All of this is worsened by the loss of the national identity card, which is the key to unlock almost all the services in Pakistan including banking, healthcare, voting, welfare, and even get a mobile SIM. During 2022, many thousands of Sindh households have lost their cards to floodwater, along with everything else. Nadra’s response included setting an extension for the expiration dates of cards soon to expire, as well as sending mobile registration units to disaster areas. It did not provide an emergency procedure for those whose cards had been physically destroyed. A flood survivor is unable to establish land ownership, cannot open a bank account, cannot vote, and in the wake of 2022, an estimated 10% to 15% of those impacted in some areas were unable to cast their votes in subsequent elections for just this reason.
There is, of course, the people of the state that it hardly knows — the people living in katcchi abadis, whose presence is hardly visible in the formal records of housing, land titles, or disaster planning maps. Some of the over 400 kacchi abadis remain unregularised.

“If you’re not in the data, you’re not in the plan.” This thought that should fret any planner, is one that Pakistan’s disaster architecture has yet to take into account. It is also noteworthy that some of the worst flooding in Karachi comes after the city’s own encroachments on stormwater drains, such as parking lots, offices, legislator hostels, that the area’s informal residents are now accused of blocking up.
Because after the “emergency” phase, tracking effectively ends. The number of internally displaced people in Sindh is not 350,000, but 240,000, according to the International Organisation for Migration’s Displacement Tracking Matrix, which monitors donor timelines, not Pakistani institutions with a mandate to continue keeping a watch. The NDMA’s historical reporting has been on rebuilding roads and buildings, and not on where people went or if they reach home and if it’s liveable. When recovery money does come in, it does not really concern itself with spatial planning whatsoever: following the 2010 floods, the government’s plans for limiting rebuilding in flood-prone riverbanks were never implemented, and in 2022, the same areas flooded again.

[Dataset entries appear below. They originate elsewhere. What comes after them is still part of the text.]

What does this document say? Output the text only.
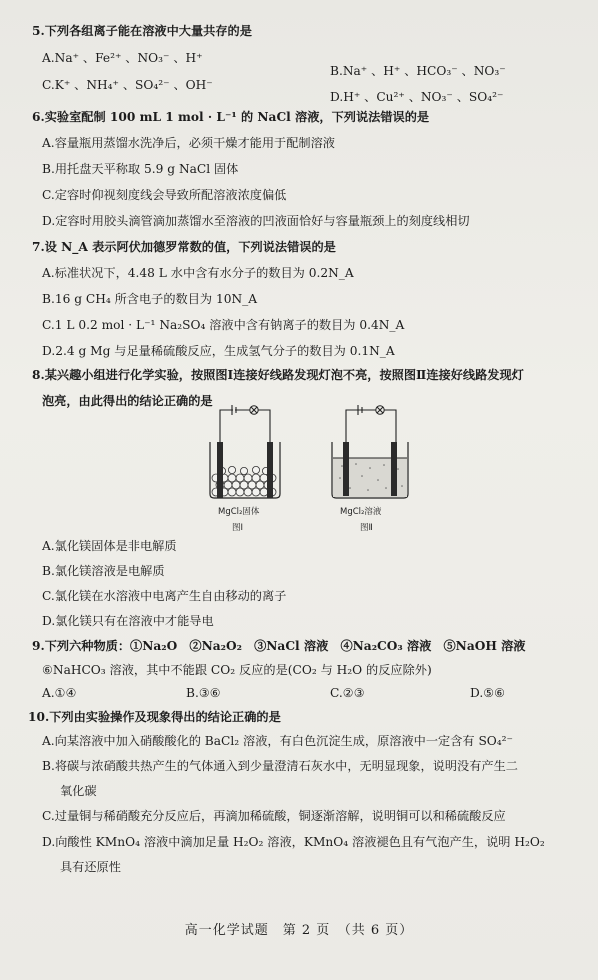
5.下列各组离子能在溶液中大量共存的是
A.Na⁺ 、Fe²⁺ 、NO₃⁻ 、H⁺
B.Na⁺ 、H⁺ 、HCO₃⁻ 、NO₃⁻
C.K⁺ 、NH₄⁺ 、SO₄²⁻ 、OH⁻
D.H⁺ 、Cu²⁺ 、NO₃⁻ 、SO₄²⁻
6.实验室配制 100 mL 1 mol · L⁻¹ 的 NaCl 溶液，下列说法错误的是
A.容量瓶用蒸馏水洗净后，必须干燥才能用于配制溶液
B.用托盘天平称取 5.9 g NaCl 固体
C.定容时仰视刻度线会导致所配溶液浓度偏低
D.定容时用胶头滴管滴加蒸馏水至溶液的凹液面恰好与容量瓶颈上的刻度线相切
7.设 N_A 表示阿伏加德罗常数的值，下列说法错误的是
A.标准状况下，4.48 L 水中含有水分子的数目为 0.2N_A
B.16 g CH₄ 所含电子的数目为 10N_A
C.1 L 0.2 mol · L⁻¹ Na₂SO₄ 溶液中含有钠离子的数目为 0.4N_A
D.2.4 g Mg 与足量稀硫酸反应，生成氢气分子的数目为 0.1N_A
8.某兴趣小组进行化学实验，按照图Ⅰ连接好线路发现灯泡不亮，按照图Ⅱ连接好线路发现灯
泡亮，由此得出的结论正确的是
MgCl₂固体
图Ⅰ
MgCl₂溶液
图Ⅱ
A.氯化镁固体是非电解质
B.氯化镁溶液是电解质
C.氯化镁在水溶液中电离产生自由移动的离子
D.氯化镁只有在溶液中才能导电
9.下列六种物质：①Na₂O　②Na₂O₂　③NaCl 溶液　④Na₂CO₃ 溶液　⑤NaOH 溶液
⑥NaHCO₃ 溶液，其中不能跟 CO₂ 反应的是(CO₂ 与 H₂O 的反应除外)
A.①④	B.③⑥	C.②③	D.⑤⑥
10.下列由实验操作及现象得出的结论正确的是
A.向某溶液中加入硝酸酸化的 BaCl₂ 溶液，有白色沉淀生成，原溶液中一定含有 SO₄²⁻
B.将碳与浓硝酸共热产生的气体通入到少量澄清石灰水中，无明显现象，说明没有产生二
氧化碳
C.过量铜与稀硝酸充分反应后，再滴加稀硫酸，铜逐渐溶解，说明铜可以和稀硫酸反应
D.向酸性 KMnO₄ 溶液中滴加足量 H₂O₂ 溶液，KMnO₄ 溶液褪色且有气泡产生，说明 H₂O₂
具有还原性
高一化学试题　第 2 页　（共 6 页）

Digital reform has been attempted and it has failed to be sufficient. Despite a new, transparency-focused Digital Flood Dashboard launched after 2022, the Auditor General found that 102 people had received 42,000 tents in Sanghar and Dadu districts. It is a familiar scenario that flood-induced aid fraud strikes after the floods and earthquake-induced aid fraud strikes after the earthquake. The dashboard approach is not a substitute for an independent body with actual authority to monitor the distribution in real time.
At the end of the day, Pakistan is missing compassion and capacity at the right moment, which has been evident time and again. What it lacks is memory — a permanent, pre-positioned system that can identify whom it is affecting, based on some other criterion than pre-existing poverty, verify them down to the village level, withstand changes in government, and continuously monitor them after the cameras and the dashboards have left. Until then, we’re sure we will see the same picture as we did every flood season in that relief camp in Sindh — families displaced and endlessly striving to survive.